A agitação marítima das últimas horas provocou estragos no passeio marítimo de Cascais, sobretudo ao nível do pavimento, informou a Polícia Marítima que desaconselha circular na via, ainda que não tenha sido encerrada.



O capitão do Porto de Cascais, Pinto Moreira, disse à agência Lusa que há neste momento locais intransitáveis no passeio marítimo, e foram enviadas equipas para o local para desobstruir as áreas mais afetadas.



O capitão Pinto Moreira referiu ainda que não há registo de estragos nos bares e restaurantes na zona, nem de qualquer acidente pessoal.



A forte agitação marítima provocou também estragos na Praia Grande , no litoral de Sintra, obrigando ao corte do acesso ao areal e aos restaurantes da frente de mar.



O mar galgou às primeiras horas deste domingo o paredão da praia do norte, na Costa da Caparica e provocou estragos nos restaurantes e bares, relatou a Polícia Marítima da Costa da Caparica.



As ondas, de cinco a seis metros de altura, abriram uma pequena cratera no paredão, em alcatrão, área que foi vedada.
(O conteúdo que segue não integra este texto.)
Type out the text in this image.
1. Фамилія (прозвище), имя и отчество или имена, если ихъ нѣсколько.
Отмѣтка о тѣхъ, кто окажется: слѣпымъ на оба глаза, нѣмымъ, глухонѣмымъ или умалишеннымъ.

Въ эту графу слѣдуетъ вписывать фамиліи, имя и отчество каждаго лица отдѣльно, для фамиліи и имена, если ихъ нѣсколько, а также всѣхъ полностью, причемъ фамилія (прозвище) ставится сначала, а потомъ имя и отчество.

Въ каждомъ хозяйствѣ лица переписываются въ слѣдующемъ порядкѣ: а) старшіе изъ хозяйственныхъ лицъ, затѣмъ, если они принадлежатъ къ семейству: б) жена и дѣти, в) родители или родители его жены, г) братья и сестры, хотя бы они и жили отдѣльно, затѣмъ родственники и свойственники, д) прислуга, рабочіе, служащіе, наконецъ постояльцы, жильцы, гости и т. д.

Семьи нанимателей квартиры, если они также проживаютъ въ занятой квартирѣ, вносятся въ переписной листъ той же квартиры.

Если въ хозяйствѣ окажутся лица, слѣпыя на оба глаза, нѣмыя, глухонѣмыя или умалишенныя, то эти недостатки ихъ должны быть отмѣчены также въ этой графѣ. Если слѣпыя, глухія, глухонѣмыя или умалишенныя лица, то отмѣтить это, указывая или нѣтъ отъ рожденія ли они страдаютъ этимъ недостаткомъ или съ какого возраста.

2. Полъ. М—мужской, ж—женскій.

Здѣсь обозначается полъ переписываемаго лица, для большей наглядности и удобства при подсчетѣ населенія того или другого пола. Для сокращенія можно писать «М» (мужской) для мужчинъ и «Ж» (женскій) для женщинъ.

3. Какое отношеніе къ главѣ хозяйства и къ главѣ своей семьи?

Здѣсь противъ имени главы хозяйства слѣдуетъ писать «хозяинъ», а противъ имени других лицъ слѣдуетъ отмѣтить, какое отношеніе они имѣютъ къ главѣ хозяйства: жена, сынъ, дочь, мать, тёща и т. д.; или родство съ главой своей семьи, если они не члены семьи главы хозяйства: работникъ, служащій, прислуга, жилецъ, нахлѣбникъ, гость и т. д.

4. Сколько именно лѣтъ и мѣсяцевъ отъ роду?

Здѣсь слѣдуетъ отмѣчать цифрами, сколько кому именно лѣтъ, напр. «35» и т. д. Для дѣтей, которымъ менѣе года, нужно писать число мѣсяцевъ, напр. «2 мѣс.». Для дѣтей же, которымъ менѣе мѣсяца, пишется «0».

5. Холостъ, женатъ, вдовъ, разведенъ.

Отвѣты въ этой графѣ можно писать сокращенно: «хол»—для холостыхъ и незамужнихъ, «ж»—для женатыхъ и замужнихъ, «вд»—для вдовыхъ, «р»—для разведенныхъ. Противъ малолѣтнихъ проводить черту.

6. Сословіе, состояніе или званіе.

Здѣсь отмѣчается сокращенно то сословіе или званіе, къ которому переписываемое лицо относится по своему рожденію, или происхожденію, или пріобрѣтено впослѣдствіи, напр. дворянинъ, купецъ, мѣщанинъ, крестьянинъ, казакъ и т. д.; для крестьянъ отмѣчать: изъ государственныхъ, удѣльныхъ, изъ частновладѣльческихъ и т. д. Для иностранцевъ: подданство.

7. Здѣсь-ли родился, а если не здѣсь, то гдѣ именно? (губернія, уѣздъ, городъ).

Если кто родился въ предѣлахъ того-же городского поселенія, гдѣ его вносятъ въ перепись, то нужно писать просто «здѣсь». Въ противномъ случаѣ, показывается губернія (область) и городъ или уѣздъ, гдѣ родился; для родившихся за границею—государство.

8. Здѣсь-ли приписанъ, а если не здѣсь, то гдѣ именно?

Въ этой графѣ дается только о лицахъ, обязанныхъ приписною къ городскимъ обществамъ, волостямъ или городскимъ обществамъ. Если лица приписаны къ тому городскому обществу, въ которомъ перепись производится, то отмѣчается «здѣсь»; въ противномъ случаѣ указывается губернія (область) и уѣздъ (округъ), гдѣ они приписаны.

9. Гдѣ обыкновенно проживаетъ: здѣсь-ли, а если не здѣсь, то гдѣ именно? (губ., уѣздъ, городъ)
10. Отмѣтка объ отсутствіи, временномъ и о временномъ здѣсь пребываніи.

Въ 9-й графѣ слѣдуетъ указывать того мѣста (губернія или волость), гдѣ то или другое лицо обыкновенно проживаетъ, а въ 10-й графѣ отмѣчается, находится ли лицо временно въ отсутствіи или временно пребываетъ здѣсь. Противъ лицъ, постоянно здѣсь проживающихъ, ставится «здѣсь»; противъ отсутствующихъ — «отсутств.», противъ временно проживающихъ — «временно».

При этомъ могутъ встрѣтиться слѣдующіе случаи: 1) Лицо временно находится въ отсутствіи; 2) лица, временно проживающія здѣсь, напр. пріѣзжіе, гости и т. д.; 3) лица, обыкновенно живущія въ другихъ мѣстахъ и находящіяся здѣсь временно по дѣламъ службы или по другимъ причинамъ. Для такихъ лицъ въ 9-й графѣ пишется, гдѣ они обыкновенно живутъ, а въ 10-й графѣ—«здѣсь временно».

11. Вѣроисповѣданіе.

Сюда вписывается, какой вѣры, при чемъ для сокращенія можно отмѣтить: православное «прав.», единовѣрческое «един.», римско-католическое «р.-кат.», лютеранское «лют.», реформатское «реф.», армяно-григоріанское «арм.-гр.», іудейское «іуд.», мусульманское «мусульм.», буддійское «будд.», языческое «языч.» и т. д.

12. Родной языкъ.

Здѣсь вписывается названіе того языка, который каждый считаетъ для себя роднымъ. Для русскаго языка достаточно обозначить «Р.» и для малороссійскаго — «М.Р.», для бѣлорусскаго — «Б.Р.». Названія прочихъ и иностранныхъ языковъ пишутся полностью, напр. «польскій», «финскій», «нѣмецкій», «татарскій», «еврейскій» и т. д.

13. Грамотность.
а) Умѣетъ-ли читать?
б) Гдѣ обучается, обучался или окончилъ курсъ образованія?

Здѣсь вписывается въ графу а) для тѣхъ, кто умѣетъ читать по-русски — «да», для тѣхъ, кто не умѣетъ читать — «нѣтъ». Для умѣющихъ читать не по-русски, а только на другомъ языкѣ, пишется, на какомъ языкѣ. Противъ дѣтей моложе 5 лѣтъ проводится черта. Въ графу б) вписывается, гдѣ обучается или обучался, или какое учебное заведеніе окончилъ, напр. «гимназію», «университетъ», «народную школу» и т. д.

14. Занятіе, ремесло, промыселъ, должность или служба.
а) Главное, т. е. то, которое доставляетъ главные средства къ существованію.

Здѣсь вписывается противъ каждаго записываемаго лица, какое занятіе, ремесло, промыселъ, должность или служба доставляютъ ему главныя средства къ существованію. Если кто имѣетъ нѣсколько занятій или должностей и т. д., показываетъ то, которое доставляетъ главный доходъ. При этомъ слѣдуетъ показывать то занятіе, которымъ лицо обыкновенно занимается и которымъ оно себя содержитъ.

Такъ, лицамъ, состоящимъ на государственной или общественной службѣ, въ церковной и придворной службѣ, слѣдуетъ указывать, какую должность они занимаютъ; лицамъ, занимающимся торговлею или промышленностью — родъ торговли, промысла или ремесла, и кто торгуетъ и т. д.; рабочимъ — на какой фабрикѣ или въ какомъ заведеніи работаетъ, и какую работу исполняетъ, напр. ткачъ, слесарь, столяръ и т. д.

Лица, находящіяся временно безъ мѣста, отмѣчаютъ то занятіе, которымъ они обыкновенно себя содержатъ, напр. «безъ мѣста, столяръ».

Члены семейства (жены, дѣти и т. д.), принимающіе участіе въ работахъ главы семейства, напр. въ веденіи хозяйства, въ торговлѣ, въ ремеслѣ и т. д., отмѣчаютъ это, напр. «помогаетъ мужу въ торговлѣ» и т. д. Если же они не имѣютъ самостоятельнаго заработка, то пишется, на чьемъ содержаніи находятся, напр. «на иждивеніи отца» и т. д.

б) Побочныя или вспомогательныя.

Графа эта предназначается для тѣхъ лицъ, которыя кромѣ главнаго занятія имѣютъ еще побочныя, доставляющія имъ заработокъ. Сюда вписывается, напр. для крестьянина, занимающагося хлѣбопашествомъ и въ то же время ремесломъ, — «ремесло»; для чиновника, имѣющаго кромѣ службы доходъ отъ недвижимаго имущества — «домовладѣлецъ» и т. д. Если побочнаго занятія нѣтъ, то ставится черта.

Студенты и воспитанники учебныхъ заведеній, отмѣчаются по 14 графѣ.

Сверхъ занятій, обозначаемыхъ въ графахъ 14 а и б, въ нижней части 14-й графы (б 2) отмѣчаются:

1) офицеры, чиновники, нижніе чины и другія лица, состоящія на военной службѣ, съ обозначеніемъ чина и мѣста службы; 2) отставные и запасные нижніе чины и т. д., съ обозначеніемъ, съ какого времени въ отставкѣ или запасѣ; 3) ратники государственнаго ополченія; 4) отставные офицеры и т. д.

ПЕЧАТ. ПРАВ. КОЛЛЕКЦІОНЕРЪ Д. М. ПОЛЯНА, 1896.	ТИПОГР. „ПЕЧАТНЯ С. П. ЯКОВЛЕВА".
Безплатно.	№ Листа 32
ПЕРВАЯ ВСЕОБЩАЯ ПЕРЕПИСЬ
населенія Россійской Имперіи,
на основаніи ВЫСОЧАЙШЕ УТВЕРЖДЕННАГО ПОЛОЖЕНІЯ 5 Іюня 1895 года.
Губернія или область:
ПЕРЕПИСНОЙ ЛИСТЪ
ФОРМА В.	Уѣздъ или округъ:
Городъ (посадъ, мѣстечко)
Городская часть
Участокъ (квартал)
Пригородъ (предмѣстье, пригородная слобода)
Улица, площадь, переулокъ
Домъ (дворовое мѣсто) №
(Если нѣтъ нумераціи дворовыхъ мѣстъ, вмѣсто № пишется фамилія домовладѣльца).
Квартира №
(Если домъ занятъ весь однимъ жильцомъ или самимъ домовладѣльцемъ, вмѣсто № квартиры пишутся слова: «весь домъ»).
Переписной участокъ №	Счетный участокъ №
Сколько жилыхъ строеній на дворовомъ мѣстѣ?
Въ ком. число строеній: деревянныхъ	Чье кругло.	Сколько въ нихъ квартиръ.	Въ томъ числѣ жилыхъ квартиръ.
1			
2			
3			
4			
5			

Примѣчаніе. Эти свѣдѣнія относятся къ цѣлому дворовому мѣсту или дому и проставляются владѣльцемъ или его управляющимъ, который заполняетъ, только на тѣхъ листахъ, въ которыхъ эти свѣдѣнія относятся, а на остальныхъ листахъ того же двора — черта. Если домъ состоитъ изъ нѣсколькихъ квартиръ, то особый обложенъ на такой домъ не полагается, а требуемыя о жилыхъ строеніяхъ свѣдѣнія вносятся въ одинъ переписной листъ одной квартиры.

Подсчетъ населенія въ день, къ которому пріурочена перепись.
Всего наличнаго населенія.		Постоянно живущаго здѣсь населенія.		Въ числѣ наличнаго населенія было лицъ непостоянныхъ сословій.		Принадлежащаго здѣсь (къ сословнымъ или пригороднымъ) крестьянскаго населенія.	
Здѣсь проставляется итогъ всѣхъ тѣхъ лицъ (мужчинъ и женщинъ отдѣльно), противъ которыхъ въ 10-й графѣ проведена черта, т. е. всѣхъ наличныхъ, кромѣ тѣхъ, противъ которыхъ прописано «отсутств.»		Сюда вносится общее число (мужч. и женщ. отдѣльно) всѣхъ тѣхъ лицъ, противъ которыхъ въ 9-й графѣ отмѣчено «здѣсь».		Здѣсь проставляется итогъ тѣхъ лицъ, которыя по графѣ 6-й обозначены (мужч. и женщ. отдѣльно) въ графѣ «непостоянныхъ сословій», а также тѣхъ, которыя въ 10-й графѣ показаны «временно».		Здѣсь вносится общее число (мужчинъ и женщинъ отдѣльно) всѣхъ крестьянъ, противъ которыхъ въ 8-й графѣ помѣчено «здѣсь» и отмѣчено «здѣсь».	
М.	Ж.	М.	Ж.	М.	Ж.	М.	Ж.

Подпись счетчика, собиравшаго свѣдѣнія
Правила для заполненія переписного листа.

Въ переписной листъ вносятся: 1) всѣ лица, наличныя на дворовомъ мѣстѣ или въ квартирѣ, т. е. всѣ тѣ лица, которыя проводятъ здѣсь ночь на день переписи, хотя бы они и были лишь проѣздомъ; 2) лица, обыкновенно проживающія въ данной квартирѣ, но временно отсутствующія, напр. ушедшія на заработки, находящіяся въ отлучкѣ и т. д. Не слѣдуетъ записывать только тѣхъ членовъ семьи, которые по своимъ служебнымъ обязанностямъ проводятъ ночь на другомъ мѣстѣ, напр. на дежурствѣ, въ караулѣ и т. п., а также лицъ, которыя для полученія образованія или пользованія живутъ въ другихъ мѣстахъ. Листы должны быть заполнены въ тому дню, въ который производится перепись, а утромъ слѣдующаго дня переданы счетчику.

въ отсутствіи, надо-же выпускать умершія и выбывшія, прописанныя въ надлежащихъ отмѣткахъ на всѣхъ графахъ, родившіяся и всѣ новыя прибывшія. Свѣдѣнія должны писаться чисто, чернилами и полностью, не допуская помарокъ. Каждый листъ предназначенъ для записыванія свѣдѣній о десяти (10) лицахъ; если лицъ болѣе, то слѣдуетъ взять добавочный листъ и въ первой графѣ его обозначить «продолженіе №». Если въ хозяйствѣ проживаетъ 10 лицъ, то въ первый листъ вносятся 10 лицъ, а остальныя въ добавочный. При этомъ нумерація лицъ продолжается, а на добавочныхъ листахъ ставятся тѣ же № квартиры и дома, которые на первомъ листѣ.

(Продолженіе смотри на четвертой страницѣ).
O paredão está já transitável e os proprietários dos estabelecimentos de restauração estão a avaliar os prejuízos.



O Instituto Português do Mar e da Atmosfera prevê das 08:00 às 17:59 deste domingo «altura significativa das ondas», entre cinco a seis metros de noroeste.



Seis barras marítimas fechadas

Seis barras marítimas do país estão este domingo fechadas e uma condicionada à navegação, devido à agitação marítima, de acordo com a informação disponível na página da Internet da Marinha Portuguesa.



As barras marítimas fechadas são de Esposende, Póvoa de Varzim, Vila do Conde, Douro, Figueira da Foz e São Martinho do Porto.



Ainda de acordo com a informação da Marinha Portuguesa, está condicionada a barra de Aveiro a embarcações com comprimento inferior a 35 metros.